Speeches in the Senate, on the Bill to provide for the more Efficient Government of the Rebel States, February 14, 19, and 20, 1867.

The subject of Reconstruction was uppermost during the present session, sometimes in Constitutional Amendments and sometimes in measures of legislation.


February 13th, the Senate received from the House of Representatives a bill “to provide for the more efficient government of the Insurrectionary States,” which, after various changes, was finally passed under the title of “An Act to provide for the more efficient government of the Rebel States,” being the most important measure of legislation in the history of Reconstruction. As this bill came from the House it was a military bill, creating five military districts in the South, without any requirement with regard to suffrage, and with no exclusion of Rebels. Mr. Bingham, of Ohio, and Mr. Blaine, of Maine, announced in the House amendments requiring in the new constitutions “that the elective franchise shall be enjoyed by all male citizens of the United States twenty-one years old and upward, without regard to race, color, or previous condition of servitude, except such as may be disfranchised for participating in the late Rebellion or for felony at Common Law.” But they had not been able to obtain a direct vote; nor was there any exclusion of Rebels in their propositions. Mr. Stevens, of Pennsylvania, said:—

“The amendment of the gentleman from Maine [Mr. Blaine] lets in a vast number of Rebels and shuts out nobody. All I ask is, that, when the House comes to vote upon that amendment, it shall understand that the adoption of it would be an entire surrender of those States into the hands of the Rebels.”

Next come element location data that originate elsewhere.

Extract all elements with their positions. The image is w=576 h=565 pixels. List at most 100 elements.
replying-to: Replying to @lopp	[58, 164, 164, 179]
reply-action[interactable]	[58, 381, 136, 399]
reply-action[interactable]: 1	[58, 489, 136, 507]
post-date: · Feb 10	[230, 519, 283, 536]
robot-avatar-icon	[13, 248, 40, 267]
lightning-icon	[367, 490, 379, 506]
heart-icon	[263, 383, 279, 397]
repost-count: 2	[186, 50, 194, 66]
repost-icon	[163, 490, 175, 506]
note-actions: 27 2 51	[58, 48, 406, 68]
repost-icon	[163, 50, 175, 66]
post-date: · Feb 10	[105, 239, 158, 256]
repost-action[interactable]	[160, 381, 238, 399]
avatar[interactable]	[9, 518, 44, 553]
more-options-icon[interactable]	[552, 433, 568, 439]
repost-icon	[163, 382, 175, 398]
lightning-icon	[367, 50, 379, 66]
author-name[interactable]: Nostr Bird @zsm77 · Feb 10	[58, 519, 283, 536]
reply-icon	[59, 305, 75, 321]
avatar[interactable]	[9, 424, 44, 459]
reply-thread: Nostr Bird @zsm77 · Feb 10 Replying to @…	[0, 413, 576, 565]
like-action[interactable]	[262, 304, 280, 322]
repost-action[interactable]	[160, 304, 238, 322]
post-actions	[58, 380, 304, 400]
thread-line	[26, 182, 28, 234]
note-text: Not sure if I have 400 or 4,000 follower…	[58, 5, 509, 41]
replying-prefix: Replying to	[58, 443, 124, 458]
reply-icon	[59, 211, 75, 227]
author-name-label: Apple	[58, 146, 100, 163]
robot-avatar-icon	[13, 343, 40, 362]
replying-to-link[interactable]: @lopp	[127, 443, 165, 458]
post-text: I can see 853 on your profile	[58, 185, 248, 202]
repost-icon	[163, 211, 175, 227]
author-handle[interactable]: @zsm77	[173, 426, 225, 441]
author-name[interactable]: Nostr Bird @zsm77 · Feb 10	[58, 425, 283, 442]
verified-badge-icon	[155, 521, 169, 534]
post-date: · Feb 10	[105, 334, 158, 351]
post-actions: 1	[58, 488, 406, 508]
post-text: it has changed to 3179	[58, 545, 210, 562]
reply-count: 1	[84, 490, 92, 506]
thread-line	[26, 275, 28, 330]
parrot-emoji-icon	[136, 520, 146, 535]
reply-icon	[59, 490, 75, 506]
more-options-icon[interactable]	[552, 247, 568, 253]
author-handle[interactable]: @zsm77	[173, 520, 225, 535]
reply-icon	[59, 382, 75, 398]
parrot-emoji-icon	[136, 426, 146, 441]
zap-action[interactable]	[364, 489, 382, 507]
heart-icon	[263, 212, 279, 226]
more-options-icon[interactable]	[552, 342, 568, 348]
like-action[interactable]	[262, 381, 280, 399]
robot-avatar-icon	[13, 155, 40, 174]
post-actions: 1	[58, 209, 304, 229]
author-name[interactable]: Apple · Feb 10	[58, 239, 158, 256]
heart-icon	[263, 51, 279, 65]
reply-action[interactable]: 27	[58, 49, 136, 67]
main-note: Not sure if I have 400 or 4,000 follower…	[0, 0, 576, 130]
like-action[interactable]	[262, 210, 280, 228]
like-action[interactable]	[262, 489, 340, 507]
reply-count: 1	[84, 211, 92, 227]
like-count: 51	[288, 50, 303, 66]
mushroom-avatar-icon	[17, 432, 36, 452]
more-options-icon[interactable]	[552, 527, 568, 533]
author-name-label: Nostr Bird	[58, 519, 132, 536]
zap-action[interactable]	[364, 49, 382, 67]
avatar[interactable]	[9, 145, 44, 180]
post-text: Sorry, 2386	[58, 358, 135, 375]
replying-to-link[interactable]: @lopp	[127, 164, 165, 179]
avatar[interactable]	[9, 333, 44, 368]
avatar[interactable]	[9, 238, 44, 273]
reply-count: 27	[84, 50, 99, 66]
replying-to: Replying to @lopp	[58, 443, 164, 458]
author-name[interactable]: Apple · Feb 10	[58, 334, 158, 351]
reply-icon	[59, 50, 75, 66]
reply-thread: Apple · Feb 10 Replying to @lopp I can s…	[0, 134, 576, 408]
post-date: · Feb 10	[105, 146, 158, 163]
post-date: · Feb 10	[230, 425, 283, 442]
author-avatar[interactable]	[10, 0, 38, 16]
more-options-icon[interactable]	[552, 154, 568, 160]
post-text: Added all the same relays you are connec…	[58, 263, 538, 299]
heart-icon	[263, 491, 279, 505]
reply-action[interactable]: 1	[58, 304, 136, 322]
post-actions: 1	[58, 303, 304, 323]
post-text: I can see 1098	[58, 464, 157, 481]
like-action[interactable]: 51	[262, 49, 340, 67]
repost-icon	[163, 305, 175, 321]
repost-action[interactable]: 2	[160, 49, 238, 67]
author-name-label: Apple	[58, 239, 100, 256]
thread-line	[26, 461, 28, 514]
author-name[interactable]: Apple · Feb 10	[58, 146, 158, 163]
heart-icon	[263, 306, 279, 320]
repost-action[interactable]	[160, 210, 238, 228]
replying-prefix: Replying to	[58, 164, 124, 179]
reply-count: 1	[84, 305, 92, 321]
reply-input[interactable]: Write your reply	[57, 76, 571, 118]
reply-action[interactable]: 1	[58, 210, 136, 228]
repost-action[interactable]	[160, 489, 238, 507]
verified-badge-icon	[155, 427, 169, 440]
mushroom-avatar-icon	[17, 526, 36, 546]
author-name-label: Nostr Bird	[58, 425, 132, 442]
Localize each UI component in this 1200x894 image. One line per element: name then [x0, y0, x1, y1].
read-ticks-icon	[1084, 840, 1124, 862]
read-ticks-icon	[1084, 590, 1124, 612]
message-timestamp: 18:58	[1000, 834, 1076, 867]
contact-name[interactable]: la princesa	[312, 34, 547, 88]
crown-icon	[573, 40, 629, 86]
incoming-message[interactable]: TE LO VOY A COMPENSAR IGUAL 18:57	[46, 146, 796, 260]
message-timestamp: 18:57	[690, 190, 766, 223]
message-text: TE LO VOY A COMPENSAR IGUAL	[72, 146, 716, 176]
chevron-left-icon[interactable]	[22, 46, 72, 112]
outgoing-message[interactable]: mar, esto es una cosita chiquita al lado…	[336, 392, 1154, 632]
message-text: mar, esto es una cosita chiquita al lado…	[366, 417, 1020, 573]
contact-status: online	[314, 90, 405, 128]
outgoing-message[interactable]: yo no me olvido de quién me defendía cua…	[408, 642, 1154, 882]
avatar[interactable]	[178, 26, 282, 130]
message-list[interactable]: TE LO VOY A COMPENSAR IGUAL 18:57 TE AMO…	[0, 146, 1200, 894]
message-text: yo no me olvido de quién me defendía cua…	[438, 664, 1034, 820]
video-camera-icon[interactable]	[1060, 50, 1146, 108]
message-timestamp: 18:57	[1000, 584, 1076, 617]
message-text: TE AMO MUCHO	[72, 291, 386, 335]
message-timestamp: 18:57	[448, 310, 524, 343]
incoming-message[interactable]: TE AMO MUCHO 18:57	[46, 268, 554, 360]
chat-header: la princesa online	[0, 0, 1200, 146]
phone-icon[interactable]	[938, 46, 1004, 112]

About this time the House passed what was known as the Louisiana Bill, being a bill providing for the reconstruction of that State, with all necessary machinery, not unlike the bill introduced on the first day of the preceding session, “to enforce the guaranty of a republican form of government in certain States whose governments have been usurped or overthrown.”[83] The two bills together would have made a complete system of Protection, and the second, when extended to all the States, a complete system of Reconstruction.